Isabel Moreira is Distinguished Professor of History at the University of Utah, co-editor of The Oxford Handbook of the Merovingian World, and author of Heaven's Purge: Purgatory in Late Antiquity.


Riassunto

This book tells the remarkable life of Balthild of Francia (c. 633-80), a seventh-century Anglo-Saxon slave who became a queen of France. Described in contemporary sources as beautiful and intelligent, she rose to power though her marriage to the short-lived King Clovis II. As regent for her young son, she promoted social and political reforms in Francia that included the rescue and rehousing of Christian slaves who, like Balthild herself, had been caught up in the human-trafficking practices of the mid-seventh century.

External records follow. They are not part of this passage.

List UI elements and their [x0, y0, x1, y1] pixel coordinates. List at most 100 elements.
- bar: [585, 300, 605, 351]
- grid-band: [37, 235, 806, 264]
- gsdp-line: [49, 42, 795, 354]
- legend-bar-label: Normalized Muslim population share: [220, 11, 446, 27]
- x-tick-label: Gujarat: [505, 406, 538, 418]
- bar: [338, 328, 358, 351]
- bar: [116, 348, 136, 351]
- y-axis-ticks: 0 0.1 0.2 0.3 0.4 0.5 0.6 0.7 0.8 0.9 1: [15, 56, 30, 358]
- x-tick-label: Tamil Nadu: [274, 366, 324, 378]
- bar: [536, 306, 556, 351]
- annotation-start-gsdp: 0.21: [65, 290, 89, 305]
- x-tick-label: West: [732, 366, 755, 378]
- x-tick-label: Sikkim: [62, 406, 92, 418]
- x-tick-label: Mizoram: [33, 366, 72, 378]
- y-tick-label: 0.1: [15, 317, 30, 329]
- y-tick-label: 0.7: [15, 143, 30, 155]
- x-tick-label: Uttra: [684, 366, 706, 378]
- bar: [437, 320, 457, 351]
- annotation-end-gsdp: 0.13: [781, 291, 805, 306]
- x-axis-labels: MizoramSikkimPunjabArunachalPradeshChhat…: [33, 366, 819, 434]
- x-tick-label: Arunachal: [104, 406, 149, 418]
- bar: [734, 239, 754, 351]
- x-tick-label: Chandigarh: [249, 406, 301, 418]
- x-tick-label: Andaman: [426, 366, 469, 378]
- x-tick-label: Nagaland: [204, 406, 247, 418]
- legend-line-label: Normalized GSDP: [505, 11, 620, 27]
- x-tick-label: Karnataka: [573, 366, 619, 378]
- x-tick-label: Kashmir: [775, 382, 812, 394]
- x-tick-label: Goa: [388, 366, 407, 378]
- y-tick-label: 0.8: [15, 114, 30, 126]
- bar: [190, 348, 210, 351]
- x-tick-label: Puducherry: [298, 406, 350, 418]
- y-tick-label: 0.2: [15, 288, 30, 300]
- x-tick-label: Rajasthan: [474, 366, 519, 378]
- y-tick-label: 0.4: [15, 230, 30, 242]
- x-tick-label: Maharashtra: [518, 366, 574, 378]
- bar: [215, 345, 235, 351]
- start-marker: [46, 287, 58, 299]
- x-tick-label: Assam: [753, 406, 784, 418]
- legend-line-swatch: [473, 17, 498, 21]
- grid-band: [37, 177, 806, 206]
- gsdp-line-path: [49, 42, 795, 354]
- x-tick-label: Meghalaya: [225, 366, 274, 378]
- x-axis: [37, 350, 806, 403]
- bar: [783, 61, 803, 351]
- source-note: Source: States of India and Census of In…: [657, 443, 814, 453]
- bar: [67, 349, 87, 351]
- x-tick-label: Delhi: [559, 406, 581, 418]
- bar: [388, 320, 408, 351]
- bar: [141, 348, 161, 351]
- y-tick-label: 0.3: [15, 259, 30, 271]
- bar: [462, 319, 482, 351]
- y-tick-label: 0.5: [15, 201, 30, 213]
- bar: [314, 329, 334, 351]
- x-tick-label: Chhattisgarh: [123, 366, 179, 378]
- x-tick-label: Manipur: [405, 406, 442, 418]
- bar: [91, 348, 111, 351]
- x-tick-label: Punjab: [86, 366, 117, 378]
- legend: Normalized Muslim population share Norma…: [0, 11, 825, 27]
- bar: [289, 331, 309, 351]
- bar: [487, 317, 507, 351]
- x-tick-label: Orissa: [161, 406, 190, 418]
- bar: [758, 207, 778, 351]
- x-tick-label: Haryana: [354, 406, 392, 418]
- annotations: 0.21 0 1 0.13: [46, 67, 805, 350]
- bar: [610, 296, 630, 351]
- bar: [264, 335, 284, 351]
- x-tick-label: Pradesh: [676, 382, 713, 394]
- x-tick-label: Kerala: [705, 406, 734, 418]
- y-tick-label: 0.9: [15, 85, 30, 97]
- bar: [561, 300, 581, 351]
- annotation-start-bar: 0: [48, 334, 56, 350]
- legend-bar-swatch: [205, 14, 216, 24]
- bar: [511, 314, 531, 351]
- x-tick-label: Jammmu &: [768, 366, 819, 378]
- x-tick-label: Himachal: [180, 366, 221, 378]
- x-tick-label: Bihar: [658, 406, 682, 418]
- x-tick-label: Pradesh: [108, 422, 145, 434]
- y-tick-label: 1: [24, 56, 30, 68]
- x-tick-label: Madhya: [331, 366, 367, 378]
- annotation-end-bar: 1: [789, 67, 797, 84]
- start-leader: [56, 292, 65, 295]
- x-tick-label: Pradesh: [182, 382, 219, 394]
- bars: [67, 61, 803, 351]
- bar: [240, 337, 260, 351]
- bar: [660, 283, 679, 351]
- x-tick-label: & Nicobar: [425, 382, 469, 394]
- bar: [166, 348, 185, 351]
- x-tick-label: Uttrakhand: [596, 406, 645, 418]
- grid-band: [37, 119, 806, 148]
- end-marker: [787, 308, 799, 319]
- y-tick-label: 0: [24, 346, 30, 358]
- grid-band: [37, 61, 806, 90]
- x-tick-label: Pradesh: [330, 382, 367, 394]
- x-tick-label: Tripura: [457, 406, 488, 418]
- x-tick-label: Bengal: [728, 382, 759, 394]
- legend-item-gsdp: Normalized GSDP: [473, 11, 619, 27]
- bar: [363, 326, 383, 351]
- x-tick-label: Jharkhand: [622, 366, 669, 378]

Implicated in the violent politics of the era, Balthild spent the remainder of her life in the convent of Chelles where a unique cache of surviving relics and personal items, including her hair, were protected and dispersed as relics over the following centuries. In the nineteenth century, Balthild's anti-slave trade policies were recalled for new audiences when she was adopted as an icon for the cause of the abolition of the slave trade and installed as one of the twenty illustrious women whose statues are situated in the Luxembourg Gardens in Paris.

Although critical to her age, because of the remote time period and the specialized nature of the sources, Balthild is little known today. This book will correct this oversight by shining a light on a fascinating and courageous figure whose legacy long outlived the era to which she belonged.